By Robert J. McGarvey

Opinions expressed by Entrepreneur contributors are their own.

They've been derided as slackers, disloyal and lazy, but guess what? Increasingly, management jobs are going to those folks--Gen Xers--born between 1965 and 1977. Why? Do the math. The oldest Gen Xers are now in their mid-30s, prime time for assuming a first management position, and the ever-tightening labor market means that even more Xers likely will get this nod. And that triggers questions: Will they manage as well as boomers have? Differently? What do we need to know to get the most out of an Xer manager? If you have one or more boomer managers, how will they relate to an Xer peer in management?

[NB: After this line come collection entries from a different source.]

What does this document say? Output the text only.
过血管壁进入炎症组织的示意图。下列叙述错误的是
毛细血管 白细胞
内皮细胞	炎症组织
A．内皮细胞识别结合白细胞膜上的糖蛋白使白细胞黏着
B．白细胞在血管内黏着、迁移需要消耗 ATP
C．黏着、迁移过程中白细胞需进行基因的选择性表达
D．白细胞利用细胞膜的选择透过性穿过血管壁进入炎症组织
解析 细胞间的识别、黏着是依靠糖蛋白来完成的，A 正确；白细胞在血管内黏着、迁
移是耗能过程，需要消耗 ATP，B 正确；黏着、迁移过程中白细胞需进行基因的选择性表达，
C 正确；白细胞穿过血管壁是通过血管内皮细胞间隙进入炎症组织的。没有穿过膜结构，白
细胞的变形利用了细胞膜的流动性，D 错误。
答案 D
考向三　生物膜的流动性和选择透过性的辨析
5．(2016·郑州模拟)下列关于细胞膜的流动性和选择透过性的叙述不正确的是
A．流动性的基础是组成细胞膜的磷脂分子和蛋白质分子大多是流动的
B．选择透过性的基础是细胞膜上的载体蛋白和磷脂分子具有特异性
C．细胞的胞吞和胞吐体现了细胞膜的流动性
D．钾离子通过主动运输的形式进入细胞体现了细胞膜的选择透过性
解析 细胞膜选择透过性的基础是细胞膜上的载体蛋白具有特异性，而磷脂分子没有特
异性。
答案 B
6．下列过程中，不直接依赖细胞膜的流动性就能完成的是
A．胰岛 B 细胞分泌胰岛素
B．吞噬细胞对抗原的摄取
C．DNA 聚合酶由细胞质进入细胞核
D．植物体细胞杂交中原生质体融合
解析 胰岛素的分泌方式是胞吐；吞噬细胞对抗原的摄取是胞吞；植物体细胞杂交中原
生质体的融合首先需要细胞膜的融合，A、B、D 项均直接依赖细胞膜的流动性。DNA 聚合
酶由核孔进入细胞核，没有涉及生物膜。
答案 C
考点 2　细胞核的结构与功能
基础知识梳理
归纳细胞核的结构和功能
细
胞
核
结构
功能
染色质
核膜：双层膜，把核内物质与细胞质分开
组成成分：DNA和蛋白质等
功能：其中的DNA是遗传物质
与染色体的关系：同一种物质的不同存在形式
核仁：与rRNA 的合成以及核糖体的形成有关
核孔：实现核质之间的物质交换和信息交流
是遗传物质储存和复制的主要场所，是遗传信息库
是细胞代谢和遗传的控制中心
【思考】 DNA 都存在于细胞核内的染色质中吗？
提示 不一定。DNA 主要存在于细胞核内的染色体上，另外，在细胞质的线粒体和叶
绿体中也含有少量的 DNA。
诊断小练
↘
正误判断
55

For starters, understand that more than a few gray hairs and wrinkles separate baby boomers from Gen Xers when it comes to management style. "Our research--and we've interviewed thousands of people--shows that Gen X managers are very different," says Bruce Tulgan, founder of New Haven, Connecticut, RainmakerThinking, a consulting firm that specializes in Gen X issues, and author of Managing Generation X (Capstone).

"You cannot treat Gen Xers as if they were boomers," adds management consultant Rick Maurer, author of Beyond the Wall of Resistance (Bard Press). "They just aren't motivated by the same things, and they come to work with a value system that differs in many ways from boomers'."